All told, we see 27 draft picks, 22 still with the team, and zero drafted in the first round. Only two were taken in the second round — Everett and Rapp — six were taken in the third.
Everett, Rapp, Kupp, Johnson, and Joseph-Day should be highlighted among the 22 and fittingly, Everett, Rapp, and Kupp were the three highest-drafted. Johnson was not that far behind. Ebukam, Evans, Long, Smart, Henderson, Allen, Gaines, Okoronkwo, Edwards, Howard, Scott may all play key roles in 2020 and we can’t say for sure that some names I haven’t listed won’t either.
Rookie Taylor Rapp impressed in his debut season with his gritty play in 2019— PFF LA Rams (@PFF_Rams) January 10, 2020
Among all Safeties last year (min 300 snaps), Rapp ranked:
- T-5th in Defensive Stops
- 8th in Tackling Grade
- T-8th in Total Pass Breakups
- 12th in Total Tackles#LARams pic.twitter.com/dnOUpV0Ctd
This may not feel like a three-year haul that is adequate to building a Super Bowl roster because thus far we’ve only really seen Kupp breakout on that level — and receiving value itself is somewhat limited — but we must consider the curve.
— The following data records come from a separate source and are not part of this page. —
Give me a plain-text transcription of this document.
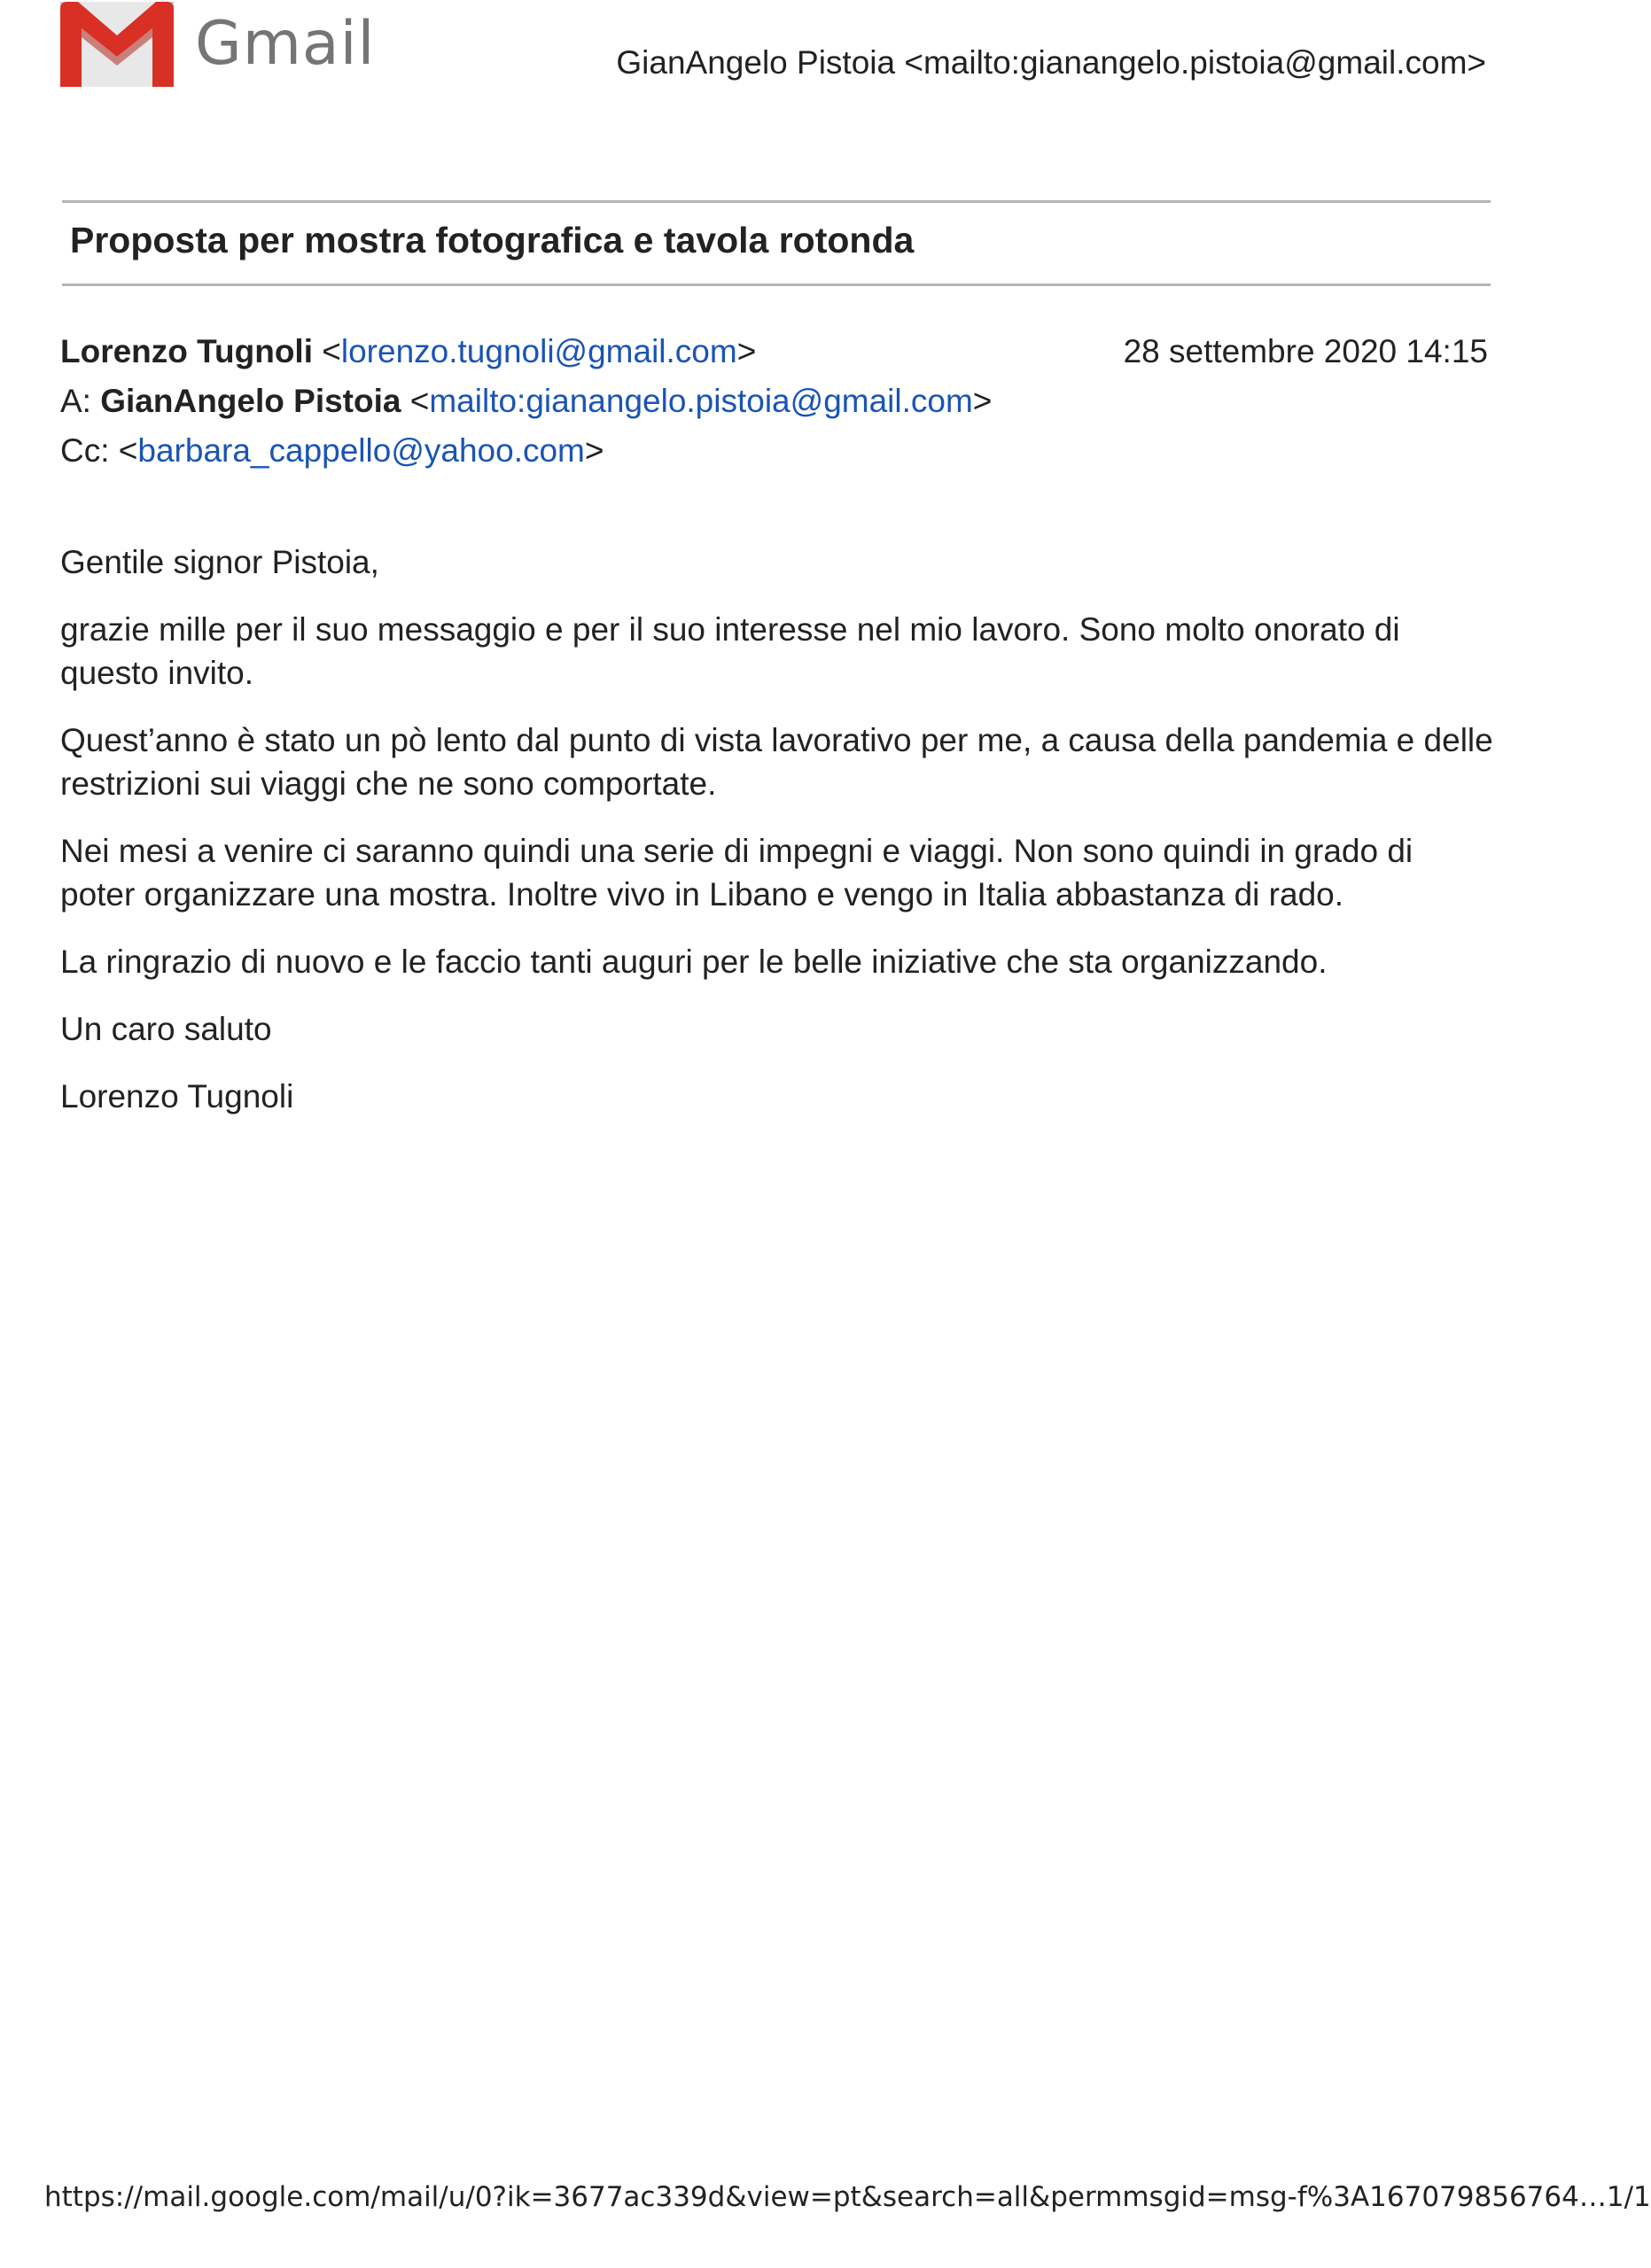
Gmail	GianAngelo Pistoia <mailto:gianangelo.pistoia@gmail.com>
Proposta per mostra fotografica e tavola rotonda
Lorenzo Tugnoli <lorenzo.tugnoli@gmail.com>	28 settembre 2020 14:15
A: GianAngelo Pistoia <mailto:gianangelo.pistoia@gmail.com>
Cc: <barbara_cappello@yahoo.com>

Gentile signor Pistoia,

grazie mille per il suo messaggio e per il suo interesse nel mio lavoro. Sono molto onorato di questo invito.

Quest’anno è stato un pò lento dal punto di vista lavorativo per me, a causa della pandemia e delle restrizioni sui viaggi che ne sono comportate.

Nei mesi a venire ci saranno quindi una serie di impegni e viaggi. Non sono quindi in grado di poter organizzare una mostra. Inoltre vivo in Libano e vengo in Italia abbastanza di rado.

La ringrazio di nuovo e le faccio tanti auguri per le belle iniziative che sta organizzando.

Un caro saluto

Lorenzo Tugnoli

https://mail.google.com/mail/u/0?ik=3677ac339d&view=pt&search=all&permmsgid=msg-f%3A167079856764… 1/1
Yes, during the Fisher administration, the team drafted Donald, Gurley, Goff, Trumaine Johnson, Alec Ogletree, Janoris Jenkins, Havenstein, Greg Zuerlein, Lamarcus Joyner, Tyler Higbee, Tavon Austin, and others, but consider three things:
- That’s out of 43 picks, not 27
- They’ve had more time
- Goff, Austin, Gurley, Donald, and Brockers were top-14 picks, and Ogletree, Jenkins, and Joyner all went higher than any player picked by the Rams in the last three years. That’s eight of those 43 picks, not to leave out Greg Robinson and Brian Quick, two disappointing selections in that range.
There’s also the matter of opportunity.
When the team is bad, more of their draft picks can put in time. Now that the team is good, it is harder to earn snaps for young players over veterans like Donald, Brockers, Fowler, Clay Matthews, Littleton, Eric Weddle, Jalen Ramsey, and so on. With many of those names exiting the locker room next season, that’s where some of these 22 names will be called upon to step up.
And then another round of judgment begins.
Overall I’d say that given the cards they were dealt, both in being successful and thereby lowering their draft capital, and in making somewhat risky trades that bolstered the veteran talent on the team, Snead and McVay can be pleased with the results through three years so far. I think the spike in trades has been a positive for the organization and even if they don’t have another first round pick on the slate again until 2022, they should at least remain competitive until then.